Assessing Episodic Memory in LLMs with Sequence Order Recall Tasks

Pink, Mathis, Vo, Vy A., Wu, Qinyuan, Mu, Jianing, Turek, Javier S., Hasson, Uri, Norman, Kenneth A., Michelmann, Sebastian, Huth, Alexander, Toneva, Mariya

arXiv.org Artificial Intelligence 

Current LLM benchmarks focus on evaluating models' memory of facts and semantic relations, primarily assessing semantic aspects of long-term memory. However, in humans, long-term memory also includes episodic memory, which links memories to their contexts, such as the time and place they occurred. The ability to contextualize memories is crucial for many cognitive tasks and everyday functions. This form of memory has not been evaluated in LLMs with existing benchmarks. To address the gap in evaluating memory in LLMs, we introduce Sequence Order Recall Tasks (SORT), which we adapt from tasks used to study episodic memory in cognitive psychology.
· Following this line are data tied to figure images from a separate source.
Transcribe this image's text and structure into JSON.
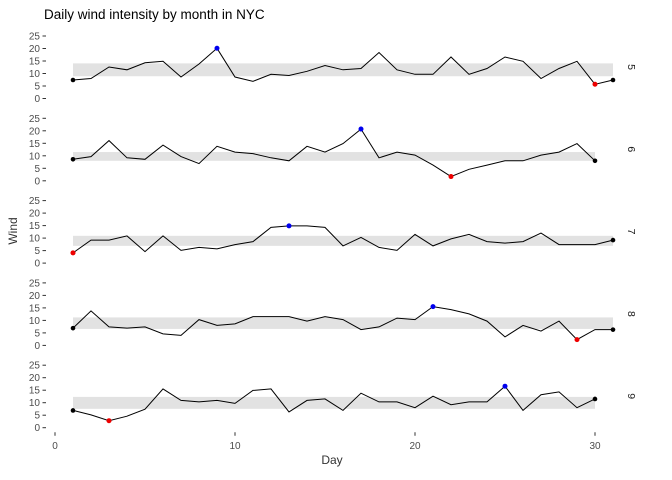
{
  "chart_data": {
    "type": "line",
    "title": "Daily wind intensity by month in NYC",
    "xlabel": "Day",
    "ylabel": "Wind",
    "x_ticks": [
      0,
      10,
      20,
      30
    ],
    "y_ticks": [
      0,
      5,
      10,
      15,
      20,
      25
    ],
    "xlim": [
      0,
      31
    ],
    "ylim_per_facet": [
      0,
      25
    ],
    "grid": false,
    "legend": "none",
    "facet_side": "right",
    "colors": {
      "line": "#000000",
      "band": "#e2e2e2",
      "max_point": "#0000ee",
      "min_point": "#ee0000",
      "end_point": "#000000",
      "tick_text": "#4d4d4d",
      "strip_text": "#1a1a1a"
    },
    "facets": [
      {
        "month": "5",
        "band": {
          "lower": 8.9,
          "upper": 14.05
        },
        "max": {
          "day": 9,
          "value": 20.1
        },
        "min": {
          "day": 30,
          "value": 5.7
        },
        "values": [
          7.4,
          8.0,
          12.6,
          11.5,
          14.3,
          14.9,
          8.6,
          13.8,
          20.1,
          8.6,
          6.9,
          9.7,
          9.2,
          10.9,
          13.2,
          11.5,
          12.0,
          18.4,
          11.5,
          9.7,
          9.7,
          16.6,
          9.7,
          12.0,
          16.6,
          14.9,
          8.0,
          12.0,
          14.9,
          5.7,
          7.4
        ]
      },
      {
        "month": "6",
        "band": {
          "lower": 8.0,
          "upper": 11.5
        },
        "max": {
          "day": 17,
          "value": 20.7
        },
        "min": {
          "day": 22,
          "value": 1.7
        },
        "values": [
          8.6,
          9.7,
          16.1,
          9.2,
          8.6,
          14.3,
          9.7,
          6.9,
          13.8,
          11.5,
          10.9,
          9.2,
          8.0,
          13.8,
          11.5,
          14.9,
          20.7,
          9.2,
          11.5,
          10.3,
          6.3,
          1.7,
          4.6,
          6.3,
          8.0,
          8.0,
          10.3,
          11.5,
          14.9,
          8.0
        ]
      },
      {
        "month": "7",
        "band": {
          "lower": 6.9,
          "upper": 10.9
        },
        "max": {
          "day": 13,
          "value": 14.9
        },
        "min": {
          "day": 1,
          "value": 4.1
        },
        "values": [
          4.1,
          9.2,
          9.2,
          10.9,
          4.6,
          10.9,
          5.1,
          6.3,
          5.7,
          7.4,
          8.6,
          14.3,
          14.9,
          14.9,
          14.3,
          6.9,
          10.3,
          6.3,
          5.1,
          11.5,
          6.9,
          9.7,
          11.5,
          8.6,
          8.0,
          8.6,
          12.0,
          7.4,
          7.4,
          7.4,
          9.2
        ]
      },
      {
        "month": "8",
        "band": {
          "lower": 6.6,
          "upper": 11.2
        },
        "max": {
          "day": 21,
          "value": 15.5
        },
        "min": {
          "day": 29,
          "value": 2.3
        },
        "values": [
          6.9,
          13.8,
          7.4,
          6.9,
          7.4,
          4.6,
          4.0,
          10.3,
          8.0,
          8.6,
          11.5,
          11.5,
          11.5,
          9.7,
          11.5,
          10.3,
          6.3,
          7.4,
          10.9,
          10.3,
          15.5,
          14.3,
          12.6,
          9.7,
          3.4,
          8.0,
          5.7,
          9.7,
          2.3,
          6.3,
          6.3
        ]
      },
      {
        "month": "9",
        "band": {
          "lower": 7.55,
          "upper": 12.33
        },
        "max": {
          "day": 25,
          "value": 16.6
        },
        "min": {
          "day": 3,
          "value": 2.8
        },
        "values": [
          6.9,
          5.1,
          2.8,
          4.6,
          7.4,
          15.5,
          10.9,
          10.3,
          10.9,
          9.7,
          14.9,
          15.5,
          6.3,
          10.9,
          11.5,
          6.9,
          13.8,
          10.3,
          10.3,
          8.0,
          12.6,
          9.2,
          10.3,
          10.3,
          16.6,
          6.9,
          13.2,
          14.3,
          8.0,
          11.5
        ]
      }
    ]
  }
}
SORT requires LLMs to recall the correct order of text segments, and provides a general framework that is both easily extendable and does not require any additional annotations. We present an initial evaluation dataset, Book-SORT, comprising 36k pairs of segments extracted from 9 books recently added to the public domain. Based on a human experiment with 155 participants, we show that humans can recall sequence order based on long-term memory of a book. We find that models can perform the task with high accuracy when relevant text is given in-context during the SORT evaluation. However, when presented with the book text only during training, LLMs' performance on SORT falls short. By making it possible to evaluate more aspects of memory, we believe that SORT will aid in the emerging development of memory-augmented models. Large language models (LLMs) have impressive performance on many benchmarks that test factual or semantic knowledge learned during training or in-context (Hendrycks et al., 2020; Ryo et al., 2023; Logan IV et al., 2019; Petroni et al., 2019; Yu et al., 2023; Sun et al., 2023). While these advances are noteworthy, the type of long-term knowledge that these datasets test is only one of several types that naturally intelligent systems store, retrieve, and update continuously over time (Norris, 2017; Izquierdo et al., 1999; McClelland et al., 1995). Current evaluation tasks do not assess episodic memory, which is a form of long-term knowledge thought to be important for cognitive function in humans and animals. In contrast to semantic memory, episodic memory links memories to their contexts, such as the time and place they occurred.